Elle faisait partie des meneurs de la vague de protestations à l’encontre de Google, de ses contrats avec l’Armée américaine, de son manque d’éthique en matière d’IA, et de ses pratiques managériales nocives, Meredith Whittaker a décidé cette semaine de quitter le poste qu’elle occupait au sein de l’entreprise. Elle n’est pas la première à le faire.

Meredith Whittaker rend elle aussi son tablier. Dans un billet publié ce mardi 16 juillet sur Medium, la jeune femme, qui occupait un poste de Programm Manager chez Google, a annoncé son départ. Cette nouvelle défection dans les rangs du géant de Mountain View intervient après la démission de plusieurs autres figures des mouvements de protestations organisés — par des employés du groupe — pour dénoncer certaines de ses pratiques abusives, mais aussi ses projets controversés.

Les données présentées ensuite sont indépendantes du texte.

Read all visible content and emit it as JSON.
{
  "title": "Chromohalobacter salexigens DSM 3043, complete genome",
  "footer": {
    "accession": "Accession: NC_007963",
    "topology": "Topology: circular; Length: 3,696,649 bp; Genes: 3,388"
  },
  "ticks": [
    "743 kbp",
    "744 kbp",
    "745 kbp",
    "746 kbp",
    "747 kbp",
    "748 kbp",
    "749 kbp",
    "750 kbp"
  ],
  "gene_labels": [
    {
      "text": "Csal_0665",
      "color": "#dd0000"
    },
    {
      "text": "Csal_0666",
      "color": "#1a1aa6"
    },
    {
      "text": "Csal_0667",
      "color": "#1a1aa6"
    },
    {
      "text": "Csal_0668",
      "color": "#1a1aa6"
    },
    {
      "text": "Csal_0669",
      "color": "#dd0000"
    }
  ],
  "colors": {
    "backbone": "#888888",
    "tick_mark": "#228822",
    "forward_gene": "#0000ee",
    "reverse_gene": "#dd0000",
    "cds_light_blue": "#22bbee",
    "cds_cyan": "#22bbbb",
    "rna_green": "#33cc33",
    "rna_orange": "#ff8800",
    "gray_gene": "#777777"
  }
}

L’image de Google une nouvelle fois écornée

Confirmé par Google au média américain The Verge, ce départ n’a pas fait l’objet de commentaires officiels de la part de l’entreprise. Dans son billet, Meredith Whittaker explique toutefois sa démarche : « Les raisons de mon départ ne sont pas un mystère. Je suis dévoué à l’AI Now Institute, à mon travail sur l’éthique de l’IA et à la création d’une industrie technologique responsable — et il est clair que Google n’est pas un endroit où je peux continuer ce travail« , explique-t-elle notamment. Très impliquée dans les problématiques liées à l’IA, et à l’éthique qu’elle devrait impliquer, l’intéressée est cofondatrice de l’IA Now Institute, qui se focalise justement sur ces questions.

Meredith Whittaker comptait parmi les voix les plus dissidentes au sein de Google. Elle avait ainsi contribué à organiser, en compagnie de Claire Stapleton, la marche pour le changement des employés de Google. Ils demandaient notamment un changement dans la gestion très internalisée des cas de harcèlement sexuel au sein de la société.

Cette manifestation avait réuni quelques 20 000 employés et forcé Google à mettre de côté son recours systématique au principe de « forced arbitration« . Cette pratique contraignait les employés, sous couvert d’un devoir de réserve, à renoncer à leurs droits pour favoriser une résolution en interne d’éventuels conflits, un principe particulièrement inadapté dans les cas de harcèlement sexuel. Google avait également accepté de revoir sa copie en matière d’IA, notamment dans le cadre de ses contrats du moment avec l’Armée américaine.

Une forte pression exercée sur les employé(e)s « dissidents »

Reste que si Google semble avoir partiellement courbé l’échine en public, en interne le groupe aurait exercé des pressions sur les employés dissidents afin que ces derniers rentrent dans le rang… ou quittent le groupe. Après avoir démissionné, Claire Stapleton avait par exemple expliqué que la direction lui rendait le travail difficile. Meredith Whittaker, avait d’ailleurs profité du départ de Claire Stapleton, en avril, pour indiquer sur Twitter qu’il s’agissait de : « faire taire la contestation et de nous faire peur pour nous empêcher de parler honnêtement (…) ».

Dans sa note sur Medium, épluchée par The Verge, Whittaker a ajouté que Google acquiert actuellement « un pouvoir significatif et largement incontrôlé, susceptible d’avoir un impact sur notre monde ». Un pouvoir acquis notamment grâce à l’IA. Décider comment utiliser ce pouvoir « est l’une des questions sociales et politiques (et aussi techniques) les plus urgentes de notre époque », a-t-elle poursuivi, avant d’affirmer que « nous avons beaucoup à faire ».